Nelson, 57, took a long road to this line of work. The nickname “Bones” is unrelated to her profession — a scrawny child, she’s had it since youth — but many clients find as much humor in it as she does. She moved to rural Maine from New Jersey at age 18 and has been farming ever since. Today, she primarily grows pumpkins.
Death has been a part of Nelson’s life since birth. She was born with a heart condition, a thin-walled aorta that’s “shaped like an hourglass.” Doctors have told her that it “could explode at any moment.” In 2007, she had a stent put in her heart, and it tore through two layers of her aorta. But she survived and continues to farm, hike and ride dirt bikes.
She’s also lost those close to her. Nelson’s mother died by suicide at the age of 82, after multiple attempts during her life, and her father died of cancer in 2013.
“I’ve had a lot of healing to do,” Nelson said.
Nelson takes death seriously, but doesn’t necessarily see it as a grave subject. It’s easy to imagine her combination of folksy wisdom and well-timed humor softening some thick layers of fear.
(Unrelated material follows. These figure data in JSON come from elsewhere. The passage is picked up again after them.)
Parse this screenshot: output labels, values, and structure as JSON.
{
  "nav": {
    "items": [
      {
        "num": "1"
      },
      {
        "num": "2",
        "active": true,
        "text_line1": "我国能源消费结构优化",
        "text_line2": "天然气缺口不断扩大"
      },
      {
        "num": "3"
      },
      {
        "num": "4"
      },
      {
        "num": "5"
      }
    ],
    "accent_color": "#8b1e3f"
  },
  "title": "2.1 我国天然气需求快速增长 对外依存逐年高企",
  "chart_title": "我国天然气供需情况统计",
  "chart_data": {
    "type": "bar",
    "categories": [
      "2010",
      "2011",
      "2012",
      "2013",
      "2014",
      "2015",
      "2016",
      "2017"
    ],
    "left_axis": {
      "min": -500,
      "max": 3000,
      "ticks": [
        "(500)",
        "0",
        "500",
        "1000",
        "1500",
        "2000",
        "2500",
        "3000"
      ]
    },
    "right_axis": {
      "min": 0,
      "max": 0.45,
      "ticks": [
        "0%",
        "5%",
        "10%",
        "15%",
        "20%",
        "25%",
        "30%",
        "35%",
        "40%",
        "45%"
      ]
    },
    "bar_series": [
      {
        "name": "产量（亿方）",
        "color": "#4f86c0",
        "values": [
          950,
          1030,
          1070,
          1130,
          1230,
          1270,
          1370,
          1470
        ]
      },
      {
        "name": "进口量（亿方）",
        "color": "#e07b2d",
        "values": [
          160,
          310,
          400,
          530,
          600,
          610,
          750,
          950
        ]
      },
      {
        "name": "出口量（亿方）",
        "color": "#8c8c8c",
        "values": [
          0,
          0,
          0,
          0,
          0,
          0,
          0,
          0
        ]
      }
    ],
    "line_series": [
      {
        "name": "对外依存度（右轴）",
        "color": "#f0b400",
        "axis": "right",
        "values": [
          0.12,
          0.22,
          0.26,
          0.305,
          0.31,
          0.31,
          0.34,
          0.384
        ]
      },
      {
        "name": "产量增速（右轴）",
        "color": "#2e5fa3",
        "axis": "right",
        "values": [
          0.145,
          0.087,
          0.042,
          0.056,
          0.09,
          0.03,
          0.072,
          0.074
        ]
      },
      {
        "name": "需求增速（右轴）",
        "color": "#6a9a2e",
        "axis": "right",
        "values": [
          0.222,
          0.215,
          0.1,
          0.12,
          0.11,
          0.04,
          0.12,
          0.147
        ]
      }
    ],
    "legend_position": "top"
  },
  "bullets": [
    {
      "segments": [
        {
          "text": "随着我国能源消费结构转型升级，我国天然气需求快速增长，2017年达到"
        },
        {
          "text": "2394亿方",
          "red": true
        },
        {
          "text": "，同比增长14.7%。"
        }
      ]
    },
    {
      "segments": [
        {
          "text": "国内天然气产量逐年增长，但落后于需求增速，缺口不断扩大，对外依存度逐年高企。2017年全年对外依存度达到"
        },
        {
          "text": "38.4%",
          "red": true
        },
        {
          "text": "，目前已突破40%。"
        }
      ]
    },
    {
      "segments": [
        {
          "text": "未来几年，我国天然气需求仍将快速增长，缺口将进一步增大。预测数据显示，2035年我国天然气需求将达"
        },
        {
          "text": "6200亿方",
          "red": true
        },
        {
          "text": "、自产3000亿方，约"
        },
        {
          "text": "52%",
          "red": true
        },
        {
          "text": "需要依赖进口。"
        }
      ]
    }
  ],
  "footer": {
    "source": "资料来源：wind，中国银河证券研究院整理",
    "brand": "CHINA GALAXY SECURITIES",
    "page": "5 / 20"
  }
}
As shown in “death and her compass,” Nelson’s sessions with clients seem much less like a psychological evaluation or transcendental ritual than two old friends just talking.
Nelson said that she “doesn’t believe in death” after a life spent outrunning its shadow.
“I got a T-shirt that has a picture of a sloth on it. It says: ‘Live Slow, Die Whenever,’” she said with a laugh.
The sentiment captured the way Nelson has come to think about the subject.